LULU… TOUT SIMPLEMENT !

 Il n’avait que 5 ans lorsque son père a tiré sa révérence de ce monde des Humains pour gagner celui des Immortels, anges sacrés qui ont écrit l’Histoire planétaire de la Musique. De cette courte tranche de vie partagée avec Serge, Lulu Gainsbourg en garde une immense fierté, un incommensurable attachement…autant qu’un lourd héritage qu’il porte désormais sur ses épaules matures dont l’envergure s’est étoffée avec les années.

A 31 ans, Lulu Gainsbourg se pose avec délicatesse dans le monde impitoyable des artistes émergents, s’impose avec pudeur dans l’univers de la composition musicale qu’il maîtrise avec aplomb, s’exprime avec des mots qui ne lui font plus peur et s’affirme dans sa volonté d’exister pour ce qu’il est, LUI…
Au moment où nous l’avions rencontré, en août dernier, alors qu’il faisait la première partie de Jane au Festival du Château de Solliès-Pont, Lulu Gainsbourg venait présenter au public 6 des titres composant son 3ème album « T’es qui là » dont la sortie était annoncée pour mi-octobre. Il semblerait que celle-ci ait été légèrement différée, mais le premier single « Tequila » est disponible depuis juin dernier.
Quant à nous, chez Cibiwaï, nous nous sommes réjouis de l’occasion de cette rencontre pour faire la connaissance d’un jeune homme pétri de gentillesse, de sensibilité, de douceur et surtout d’humilité… un fils dont Serge doit être bien fier !

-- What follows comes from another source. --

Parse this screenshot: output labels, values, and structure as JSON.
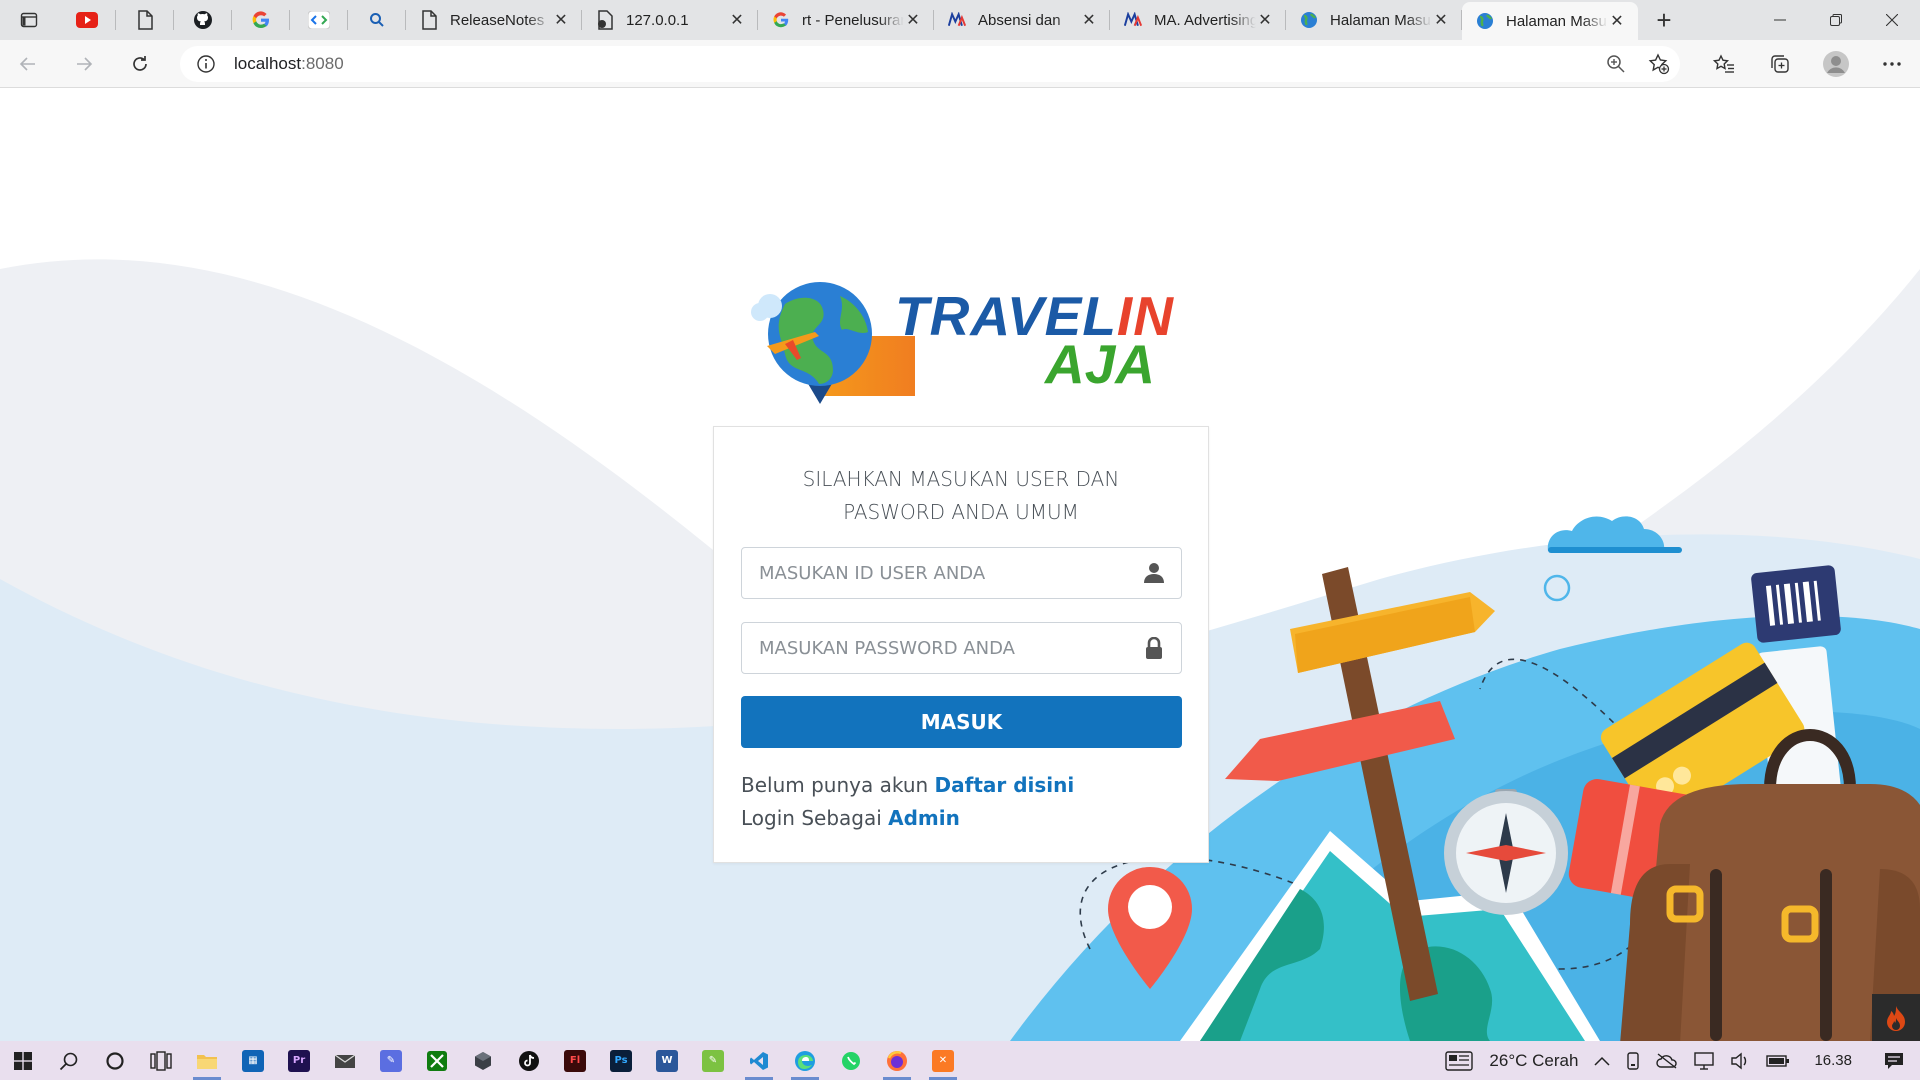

Christine Manganaro : Avant d’évoquer ce troisième album fraîchement débarqué, parlons déjà du premier « From Gainsbourg to Lulu » que tu as réalisé en hommage à ton père. Fallait-il que tu passes vraiment par cette étape pour aborder ensuite ta propre carrière ?
Lulu Gainsbourg : A la base, je ne suis pas chanteur mais musicien. Je voulais composer des musiques de films… et donc rester plutôt dans l’ombre. Mais c’était important pour moi de réaliser ce projet en hommage à mon père, même si je n’ai pas du tout pensé que c’était une étape obligée pour tracer mon propre chemin. Tout simplement parce que je n’avais aucune idée à l’époque du chemin que je voulais prendre ! Universal m’a donné l’opportunité de réaliser cet album, à condition que je signe pour 3 albums !! Le projet a commencé à se mettre en place en 2010 et tout est allé très vite ! Mais je ne savais pas ce qu’il se passerait après ce premier album…
Et puis, il y a eu le second album, « Lady Luck » écrit tout en anglais. Ce qui pour moi avait du sens puisque je revenais de 4 années passées au Berklee College of Music à Boston et que je poursuivais mes études musicales à Londres où je vis toujours d’ailleurs… ça fait 5 ans maintenant. Sur ce second album, j’ai pu m’affirmer comme musicien, et je suis devenu « plus ou moins » interprète… Mais à cette étape-là, je n’avais pas encore d’idée précise sur mon avenir artistique.
Et me voilà donc arrivé à ce troisième album, « T’es qui là », cette fois entièrement écrit en français, et là je peux dire qu’il y a eu comme un déclic, un déblocage avec ma voix qui me permet de dire aujourd’hui que je suis interprète chanteur et musicien !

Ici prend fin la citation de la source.